The data collection approach was based on mall-interception, wherein 476 participants were asked to answer survey questionnaires. Findings showed that Baby Busters had more positive views of marketing, consumerism, and advertising than Baby Boomers (Roberts & Manolis, 2000, p. 491). This shows a negative attitude to the excess of consumerist culture from the perspective of Baby Boomers. In a related study, several authors examine personality and motivations of older adults that can also impact new technology adoption and perceptions. Wong et al.
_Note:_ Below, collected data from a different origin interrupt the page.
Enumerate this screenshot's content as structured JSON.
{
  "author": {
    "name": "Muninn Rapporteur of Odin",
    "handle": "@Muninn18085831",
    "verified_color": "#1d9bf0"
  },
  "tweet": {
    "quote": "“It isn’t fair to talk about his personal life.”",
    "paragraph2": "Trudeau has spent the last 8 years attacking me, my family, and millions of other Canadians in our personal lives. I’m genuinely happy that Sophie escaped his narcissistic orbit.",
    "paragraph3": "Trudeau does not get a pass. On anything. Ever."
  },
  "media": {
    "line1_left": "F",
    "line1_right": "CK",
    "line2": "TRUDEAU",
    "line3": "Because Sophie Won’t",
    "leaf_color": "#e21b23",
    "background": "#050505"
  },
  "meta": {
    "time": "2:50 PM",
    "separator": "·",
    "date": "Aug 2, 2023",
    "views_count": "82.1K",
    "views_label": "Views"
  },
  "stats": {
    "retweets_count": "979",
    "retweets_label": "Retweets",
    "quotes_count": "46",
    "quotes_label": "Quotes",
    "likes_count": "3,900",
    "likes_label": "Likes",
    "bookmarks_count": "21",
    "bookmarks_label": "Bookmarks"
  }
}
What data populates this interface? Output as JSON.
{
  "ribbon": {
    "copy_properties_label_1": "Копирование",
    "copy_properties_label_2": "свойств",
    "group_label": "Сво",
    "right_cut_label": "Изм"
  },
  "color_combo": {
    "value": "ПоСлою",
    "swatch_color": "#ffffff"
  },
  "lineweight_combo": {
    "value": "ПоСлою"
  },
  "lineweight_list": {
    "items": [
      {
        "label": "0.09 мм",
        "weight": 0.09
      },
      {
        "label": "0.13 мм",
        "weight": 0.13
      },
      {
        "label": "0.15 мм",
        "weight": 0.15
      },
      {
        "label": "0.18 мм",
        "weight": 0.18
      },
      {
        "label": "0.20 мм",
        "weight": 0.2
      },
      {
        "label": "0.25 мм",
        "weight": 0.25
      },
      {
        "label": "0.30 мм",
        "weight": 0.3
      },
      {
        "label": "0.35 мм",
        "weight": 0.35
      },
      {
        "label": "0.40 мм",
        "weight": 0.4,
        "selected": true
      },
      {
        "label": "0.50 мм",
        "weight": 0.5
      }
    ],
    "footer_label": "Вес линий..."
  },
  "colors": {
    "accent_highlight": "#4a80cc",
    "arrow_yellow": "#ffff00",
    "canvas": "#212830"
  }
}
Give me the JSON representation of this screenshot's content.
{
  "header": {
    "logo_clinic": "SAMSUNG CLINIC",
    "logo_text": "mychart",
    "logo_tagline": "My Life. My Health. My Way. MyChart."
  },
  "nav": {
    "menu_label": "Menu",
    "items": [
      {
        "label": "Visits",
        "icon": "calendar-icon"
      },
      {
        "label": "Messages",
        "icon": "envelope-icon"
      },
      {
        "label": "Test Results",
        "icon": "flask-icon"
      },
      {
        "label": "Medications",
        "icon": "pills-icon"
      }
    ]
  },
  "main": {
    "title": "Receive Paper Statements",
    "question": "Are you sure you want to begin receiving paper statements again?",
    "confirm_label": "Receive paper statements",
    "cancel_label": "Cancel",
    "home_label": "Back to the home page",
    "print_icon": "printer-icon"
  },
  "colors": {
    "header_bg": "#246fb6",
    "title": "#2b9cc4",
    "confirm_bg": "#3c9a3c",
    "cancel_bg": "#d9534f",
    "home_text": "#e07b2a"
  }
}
(2008) studied if Baby Boomers, Gen X, and Gen Y of working Australians have differences in personality and motivational drivers. The sample consisted of 3,535 managers and professionals. One-way ANOVAs were conducted to investigate differences in the three generations. Findings showed that age impacts motivation and personality differences more than generations, although generational differences still exist (Wong et al. , 2008, p. 887). Baby Boomers are less oriented to career advancement than younger employees and this could be because the technology-driven environment of Gen X and Gen Y make them more competitive (Wong et al.
, 2008, p. 886). Gen X and Baby Boomers are also motivated by power and influence (Wong et al. , 2008, p. 887). References Kumar, A. & Lim, H. (2008). Age differences in mobile service perceptions: Comparison of Generation Y and baby boomers. Journal of Services Marketing, 22 (7), 568-577. Niemela-Nyrhinen, J. (2007). Baby boom consumers and technology: shooting down stereotypes. The Journal of Consumer Marketing, 24 (5), 305-312. Reisenwitz, T. & Iyer, R. (2007). A comparison of younger and older baby boomers: Investigating the viability of cohort segmentation. Journal of Consumer Marketing, 24 (4), 202-213.
Roberts, J. A. & Manolis, C. (2000). Baby boomers and busters: An exploratory investigation of attitudes toward marketing, advertising and consumerism. Journal of Consumer Marketing, 17 (6), 481-499. Wong, M. , Gardiner, E. , Lang, W. , & Coulon, L. (2008). Generational differences in personality and motivation: Do they exist and what are the implications for the workplace? Journal of Managerial Psychology, 23 (8), 878-890. Yang, K. & Jolly, L. D. (2008). Age cohort analysis in adoption of mobile data services: Gen Xers versus baby boomers. Journal of Consumer Marketing, 25 (5), 272-280.